The Blue Bomber is Back!
A long time ago I was ecstatic upon hearing that a new Mega Man game (Mega Man 9) was being released. I wasn’t excited just because a new game was coming out, but that it was designed in the classic Mega Man style with emulated 8 bit graphics, the classic game-play, everything.
My excitement quickly subsided when I found out that the game was only being released for consoles – it was silly but I had a slim hope there would be a PC port. I haven’t really been a console gamer since the Super Nintendo. Even though I’m a huge Mega Man fan, I put Mega Man 9 out of my mind since I wasn’t about to pay for a console just for one game.
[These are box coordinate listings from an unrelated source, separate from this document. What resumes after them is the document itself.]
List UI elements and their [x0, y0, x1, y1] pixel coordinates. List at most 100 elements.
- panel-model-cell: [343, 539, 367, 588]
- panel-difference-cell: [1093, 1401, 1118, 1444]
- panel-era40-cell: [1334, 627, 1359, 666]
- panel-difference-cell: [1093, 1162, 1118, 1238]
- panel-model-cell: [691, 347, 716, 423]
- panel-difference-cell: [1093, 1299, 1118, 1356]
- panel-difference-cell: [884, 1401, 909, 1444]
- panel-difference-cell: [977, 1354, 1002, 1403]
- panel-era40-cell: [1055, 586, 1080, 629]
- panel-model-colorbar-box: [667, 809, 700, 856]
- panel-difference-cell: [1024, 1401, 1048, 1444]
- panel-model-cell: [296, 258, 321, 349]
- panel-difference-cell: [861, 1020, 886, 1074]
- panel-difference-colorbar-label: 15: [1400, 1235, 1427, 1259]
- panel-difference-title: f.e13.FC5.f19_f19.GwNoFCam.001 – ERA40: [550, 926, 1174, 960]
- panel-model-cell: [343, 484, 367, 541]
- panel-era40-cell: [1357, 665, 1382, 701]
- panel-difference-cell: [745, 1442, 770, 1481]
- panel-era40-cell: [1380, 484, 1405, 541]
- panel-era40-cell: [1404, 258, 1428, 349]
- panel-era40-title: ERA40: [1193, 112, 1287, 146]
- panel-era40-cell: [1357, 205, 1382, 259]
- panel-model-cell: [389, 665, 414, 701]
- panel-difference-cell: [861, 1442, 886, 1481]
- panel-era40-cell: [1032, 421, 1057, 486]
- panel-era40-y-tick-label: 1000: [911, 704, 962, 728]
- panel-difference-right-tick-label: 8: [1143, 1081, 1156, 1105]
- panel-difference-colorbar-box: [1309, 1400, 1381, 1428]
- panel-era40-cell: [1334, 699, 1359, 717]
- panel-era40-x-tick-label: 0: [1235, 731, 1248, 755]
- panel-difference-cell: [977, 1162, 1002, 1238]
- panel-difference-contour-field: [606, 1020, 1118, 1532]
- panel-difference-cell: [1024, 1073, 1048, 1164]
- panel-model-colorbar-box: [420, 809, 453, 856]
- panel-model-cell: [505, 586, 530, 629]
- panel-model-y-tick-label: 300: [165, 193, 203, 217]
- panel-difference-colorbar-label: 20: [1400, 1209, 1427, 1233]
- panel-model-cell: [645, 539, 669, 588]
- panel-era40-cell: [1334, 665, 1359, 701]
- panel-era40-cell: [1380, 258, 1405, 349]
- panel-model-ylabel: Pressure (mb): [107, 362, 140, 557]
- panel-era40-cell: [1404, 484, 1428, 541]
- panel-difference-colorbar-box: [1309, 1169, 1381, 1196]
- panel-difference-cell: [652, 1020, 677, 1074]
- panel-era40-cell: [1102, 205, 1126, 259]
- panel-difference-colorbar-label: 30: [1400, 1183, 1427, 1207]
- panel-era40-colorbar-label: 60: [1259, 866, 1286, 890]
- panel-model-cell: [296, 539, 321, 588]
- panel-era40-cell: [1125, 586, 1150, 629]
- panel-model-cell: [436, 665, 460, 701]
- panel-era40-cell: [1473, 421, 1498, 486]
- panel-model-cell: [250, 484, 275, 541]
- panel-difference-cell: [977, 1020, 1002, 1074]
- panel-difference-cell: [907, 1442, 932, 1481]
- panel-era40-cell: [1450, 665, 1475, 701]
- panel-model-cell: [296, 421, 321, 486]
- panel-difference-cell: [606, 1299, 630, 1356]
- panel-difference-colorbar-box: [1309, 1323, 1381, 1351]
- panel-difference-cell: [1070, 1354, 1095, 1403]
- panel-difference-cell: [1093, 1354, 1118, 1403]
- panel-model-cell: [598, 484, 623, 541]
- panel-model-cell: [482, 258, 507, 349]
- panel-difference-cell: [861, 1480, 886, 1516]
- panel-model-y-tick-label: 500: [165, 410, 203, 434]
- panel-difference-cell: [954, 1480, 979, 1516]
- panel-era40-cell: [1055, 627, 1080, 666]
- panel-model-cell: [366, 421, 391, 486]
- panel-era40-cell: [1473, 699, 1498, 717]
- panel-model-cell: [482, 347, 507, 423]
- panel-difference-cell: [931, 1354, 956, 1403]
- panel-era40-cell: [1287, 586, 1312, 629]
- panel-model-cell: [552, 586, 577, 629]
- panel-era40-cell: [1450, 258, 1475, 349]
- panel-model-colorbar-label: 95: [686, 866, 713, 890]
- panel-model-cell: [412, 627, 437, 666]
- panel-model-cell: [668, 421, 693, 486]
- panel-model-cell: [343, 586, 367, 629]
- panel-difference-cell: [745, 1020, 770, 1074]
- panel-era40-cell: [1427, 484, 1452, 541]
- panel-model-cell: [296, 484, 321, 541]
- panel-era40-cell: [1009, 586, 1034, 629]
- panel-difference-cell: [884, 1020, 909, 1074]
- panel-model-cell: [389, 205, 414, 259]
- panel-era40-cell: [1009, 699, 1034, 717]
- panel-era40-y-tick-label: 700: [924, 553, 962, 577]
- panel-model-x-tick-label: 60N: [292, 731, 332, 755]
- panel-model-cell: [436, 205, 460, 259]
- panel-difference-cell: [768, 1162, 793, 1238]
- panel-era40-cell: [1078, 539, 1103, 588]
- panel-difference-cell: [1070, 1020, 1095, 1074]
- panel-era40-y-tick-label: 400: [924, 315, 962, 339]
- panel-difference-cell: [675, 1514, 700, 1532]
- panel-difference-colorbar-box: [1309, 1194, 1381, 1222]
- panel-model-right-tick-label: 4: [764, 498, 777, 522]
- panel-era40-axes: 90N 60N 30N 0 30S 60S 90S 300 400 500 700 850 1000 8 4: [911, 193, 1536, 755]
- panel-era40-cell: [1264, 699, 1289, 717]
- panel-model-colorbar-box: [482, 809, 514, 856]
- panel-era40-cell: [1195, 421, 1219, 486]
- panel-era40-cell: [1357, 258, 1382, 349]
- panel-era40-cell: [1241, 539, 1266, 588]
Around Thanksgiving, Liz randomly announced that she would be ok if we got a Wii. She was on a business trip, played Wii Sports with some coworkers in her hotel’s lounge, and had a great time. Stunned, I stammered that of course I would be ok with getting a Wii. We got one as a Christmas present to ourselves.
The world of possibilities that I had closed off from myself was now open. I immediately downloaded Mega Man 9.
As a kid I religiously played every NES installment in the series. As the series went on, Mega Man was given more tools to defeat his enemies, such as the slide move, the mega-buster, more forms for Rush, and friends like Auto, Flip Top, and Beat. Many of these additions were controversial among fans as they made the game much easier. The mega-buster, the most contentious, allowed Mega Man to charge up and release a large blast, made clearing out enemies less work. While these extras did add some freshness to the series as it went on, they also diluted what made Mega Man so great in the first place.
Mega Man games brutally demand perfection in their execution. It doesn’t matter that you’ve made it through three screens of moving platforms, if you lose focus during the fourth and die, you’re doing it all over again. You only get so many lives and once they’re all lost, even if you’ve gotten as far as the level boss, you’re doing the whole level over again.
All Mega Man games are about recognizing patterns—learning when and where to jump to avoid dangers and defeat enemies. The most wicked, seen throughout the series, are disappearing blocks where you must memorize their pattern to get across danger. “Does the sound of these blocks haunt your dreams?” Joel over at Spectacle Rock once wrote about Mega Man. Any fan of the series hears the sounds of those blocks in their deepest gaming nightmares.
He hates you.
Mega Man games are just plain mean and they hate you. And yet I love them. I bow to their demand of perfection. I’ll play the same level, over and over and over again, memorizing how to beat it; slowly crawling my way through. They’re not games that are to be played casually. You either sit down with the focused intent to win or go play something else.
Mega Man 9 gets back to those roots and still brings many new challenges that truly make it a new game. While most of his allies return, Mega Man no longer has the controversial mega-buster. He can no longer slide. It’s just his blue-suited self and his three-shot arm cannon. The robot bosses are new and creatively designed.
I really, really love the weapons you get after defeating Hornet Man and Galaxy Man – hornets who attack enemies and fetch power-ups and steerable black holes. The game’s levels are fresh and yet do enough to tug at the deep-seated nostalgia I hold for the series. The music in the Mega Man games was always top-notch and that hasn’t changed in this new addition.
I very much like Mega Man 9 (though I do kinda miss the slide move). And I’m once again ecstatic to hear of a new game being released; due to the ninth game’s success, Mega Man 10 will be released soon. Luckily, this time I don’t have to bury the news in the back of my mind.
That’s an interesting point of view — I never saw the Mega Man series as requiring absolute perfection, though my intro to it was the second one, which was probably the easiest of the series. MM9 was fun but difficult for me until the first Dr. Wily stage, which I found annoying. Every time you mess up, you have to screw around recharging your weapons so that you can traverse the obstacles again. This seemed more time-consuming than interestingly difficult.
Definitely more so in the NES releases where if you lost all your lives and continued, your energy tanks didn’t carry over. Unless you were a total badass at Wiley’s levels those things were invaluable. 9 isn’t so unforgiving – your energy tanks stay.
I completely agree about the recharging – the annoyance was always present in the series but is especially so in 9 – not letting you recharge after dying in a boss battle makes sense but elsewhere in the level should be an automatic weapon recharge upon death – you’re just going to sit there and shoot enemies endlessly to get what you want anyway.